Yaşadığımız modern zamanlarda her türlü ahlâki ilkeleri ve toplumsal kuralları bir bariyer olarak algılayan; çalışmayan, üretmeyen sadece eğlenceye ve cinsel yaşama odaklanan hedonist yaşam tarzları, felsefi bir anlayış olarak ölümden kaçışüzerine kuruludur.
İnsan neden maddi hazza bu kadar müptela olur da insani değerleri hiçe sayar? Çünkü ölüm olgusu, onun hayatına yapıcı bir kuvvet olarak girememektedir. Zaten Batı uygarlığının temel kabullerinden biri de budur. Batı medeniyeti ölümün inkârı üzerine kuruludur. Eğer bu hayata ölüm ışık tutmuyorsa, bu hayatı aydınlatmıyorsa, bu hayat neyle aydınlatılır?
Din ve ölüm gerçeği, tarih boyunca bütün insanlığı meşgul etmiş bir konudur. İşte bu açıdan “ölüm ötesi” hayatın kelam, psikoloji ve felsefe disiplinleri yönünden ele alınıp değerlendirilmesi, günümüzün çağdaş toplumları açısından da büyük önem taşımaktadır. Çünkü ölüm sonrası yaşam, ölüm kaygısı ve dindarlık düzeyleri arasındaki ilişki, egzistansiyalist bir değer ifade etmektedir. Bu sebeple Kur’an’da önce ölümün sonra da hayatın zikredilmesi anlamlıdır. (67/Mülk 2)
Niçin önce hayat değil de ölüm başa alınmıştır?
Aslında hayata anlam katan, hayatı yaşanılır kılan ölüm duygusudur.

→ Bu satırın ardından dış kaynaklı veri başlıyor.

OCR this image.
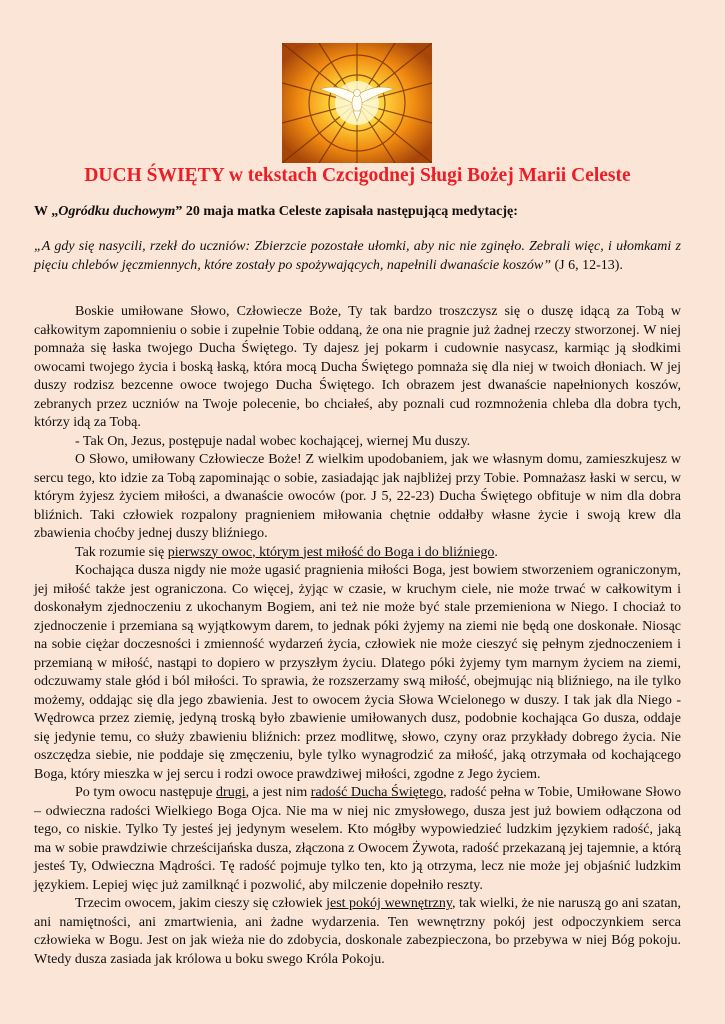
DUCH ŚWIĘTY w tekstach Czcigodnej Sługi Bożej Marii Celeste

W „Ogródku duchowym” 20 maja matka Celeste zapisała następującą medytację:

„A gdy się nasycili, rzekł do uczniów: Zbierzcie pozostałe ułomki, aby nic nie zginęło. Zebrali więc, i ułomkami z pięciu chlebów jęczmiennych, które zostały po spożywających, napełnili dwanaście koszów” (J 6, 12-13).

Boskie umiłowane Słowo, Człowiecze Boże, Ty tak bardzo troszczysz się o duszę idącą za Tobą w całkowitym zapomnieniu o sobie i zupełnie Tobie oddaną, że ona nie pragnie już żadnej rzeczy stworzonej. W niej pomnaża się łaska twojego Ducha Świętego. Ty dajesz jej pokarm i cudownie nasycasz, karmiąc ją słodkimi owocami twojego życia i boską łaską, która mocą Ducha Świętego pomnaża się dla niej w twoich dłoniach. W jej duszy rodzisz bezcenne owoce twojego Ducha Świętego. Ich obrazem jest dwanaście napełnionych koszów, zebranych przez uczniów na Twoje polecenie, bo chciałeś, aby poznali cud rozmnożenia chleba dla dobra tych, którzy idą za Tobą.

- Tak On, Jezus, postępuje nadal wobec kochającej, wiernej Mu duszy.

O Słowo, umiłowany Człowiecze Boże! Z wielkim upodobaniem, jak we własnym domu, zamieszkujesz w sercu tego, kto idzie za Tobą zapominając o sobie, zasiadając jak najbliżej przy Tobie. Pomnażasz łaski w sercu, w którym żyjesz życiem miłości, a dwanaście owoców (por. J 5, 22-23) Ducha Świętego obfituje w nim dla dobra bliźnich. Taki człowiek rozpalony pragnieniem miłowania chętnie oddałby własne życie i swoją krew dla zbawienia choćby jednej duszy bliźniego.

Tak rozumie się pierwszy owoc, którym jest miłość do Boga i do bliźniego.

Kochająca dusza nigdy nie może ugasić pragnienia miłości Boga, jest bowiem stworzeniem ograniczonym, jej miłość także jest ograniczona. Co więcej, żyjąc w czasie, w kruchym ciele, nie może trwać w całkowitym i doskonałym zjednoczeniu z ukochanym Bogiem, ani też nie może być stale przemieniona w Niego. I chociaż to zjednoczenie i przemiana są wyjątkowym darem, to jednak póki żyjemy na ziemi nie będą one doskonałe. Niosąc na sobie ciężar doczesności i zmienność wydarzeń życia, człowiek nie może cieszyć się pełnym zjednoczeniem i przemianą w miłość, nastąpi to dopiero w przyszłym życiu. Dlatego póki żyjemy tym marnym życiem na ziemi, odczuwamy stale głód i ból miłości. To sprawia, że rozszerzamy swą miłość, obejmując nią bliźniego, na ile tylko możemy, oddając się dla jego zbawienia. Jest to owocem życia Słowa Wcielonego w duszy. I tak jak dla Niego - Wędrowca przez ziemię, jedyną troską było zbawienie umiłowanych dusz, podobnie kochająca Go dusza, oddaje się jedynie temu, co służy zbawieniu bliźnich: przez modlitwę, słowo, czyny oraz przykłady dobrego życia. Nie oszczędza siebie, nie poddaje się zmęczeniu, byle tylko wynagrodzić za miłość, jaką otrzymała od kochającego Boga, który mieszka w jej sercu i rodzi owoce prawdziwej miłości, zgodne z Jego życiem.

Po tym owocu następuje drugi, a jest nim radość Ducha Świętego, radość pełna w Tobie, Umiłowane Słowo – odwieczna radości Wielkiego Boga Ojca. Nie ma w niej nic zmysłowego, dusza jest już bowiem odłączona od tego, co niskie. Tylko Ty jesteś jej jedynym weselem. Kto mógłby wypowiedzieć ludzkim językiem radość, jaką ma w sobie prawdziwie chrześcijańska dusza, złączona z Owocem Żywota, radość przekazaną jej tajemnie, a którą jesteś Ty, Odwieczna Mądrości. Tę radość pojmuje tylko ten, kto ją otrzyma, lecz nie może jej objaśnić ludzkim językiem. Lepiej więc już zamilknąć i pozwolić, aby milczenie dopełniło reszty.

Trzecim owocem, jakim cieszy się człowiek jest pokój wewnętrzny, tak wielki, że nie naruszą go ani szatan, ani namiętności, ani zmartwienia, ani żadne wydarzenia. Ten wewnętrzny pokój jest odpoczynkiem serca człowieka w Bogu. Jest on jak wieża nie do zdobycia, doskonale zabezpieczona, bo przebywa w niej Bóg pokoju. Wtedy dusza zasiada jak królowa u boku swego Króla Pokoju.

Ölüm olgusunu içselleştiren bir birey, hayatını disipline eder, amaçlı yaşar. Ölüm, insan hayatına anlam katar, insanda sorumluluk duygusunu canlı tutmak suretiyle ahlâki gelişime büyük katkı sağlar.
İslam kültüründe ölüm olgusuna; sevgiliye kavuşma, ten kafesinden kurtuluş, mekân değiştirme, sırlanma, Hakk’a vuslat gibi anlamların verilmiş olması hem ölüm sendromunu yenmekle kalmamış, ölüm düşüncesinin insan psikolojisi üzerinde yıkıcı etkisini de asgari düzeye indirmiştir. Ayrıca ölüm ötesi hayata inanma, ‘Allah’a rağmenliği’ besleyen duyguların etkisinde gelişen negatif dünyevîleşmeyi aşmada insana yardımcı olur. Ebedîlik düşüncesinin buraya, şimdi’ye değil, “öte”ye ait olduğunu insan bilincinde sürekli yaşatır. Bu inanç, insan yaşamını altüst edecek acı ve ıstırapları, gönül huzuruna çevirir, insanı kendisiyle, çevresi ve toplumuyla barışık hale getirir. Güçlü âhiret inancı, yüce hedeflere ulaşmayı arzu eden insana, yaşama sevinci kazandırmakla kalmaz, hayatında karşılaşabileceği tüm olumsuzluklara karşı, direnme gücü verir.
Netice olarak, insanın varoluşsal güvenliği aşkın olana tutunmakla sağlanır. Bu da ancak insanın "kendini aşma”sıyla gerçekleşebilir. Kendini aşma, kendi benliğinin üstünde anlamlara yönelebilmek, öteyi aramak demektir. Bu kişiler için hayat "zafer" değil, "sefer"dir. Zaferi önemseyen insanlar, maddi olanın peşinden koşarlar. Seferi önemseyen insanlarsa manevi olanın, oluş ve tekâmülün peşinden koşarlar.
İnsanı insan kılan şey, yolda olduğunun bilincinde olması, hayatı bir bütünlük duygusuyla yaşaması, maddi olanı bütünüyle elinin tersiyle itmemesi, ama asıl olanın ruhun arayışı olduğunu fark etmesidir. İşte böyle bir kimse hayatın anlamını kavramış ve ona göre yaşamına yön vermiş olur.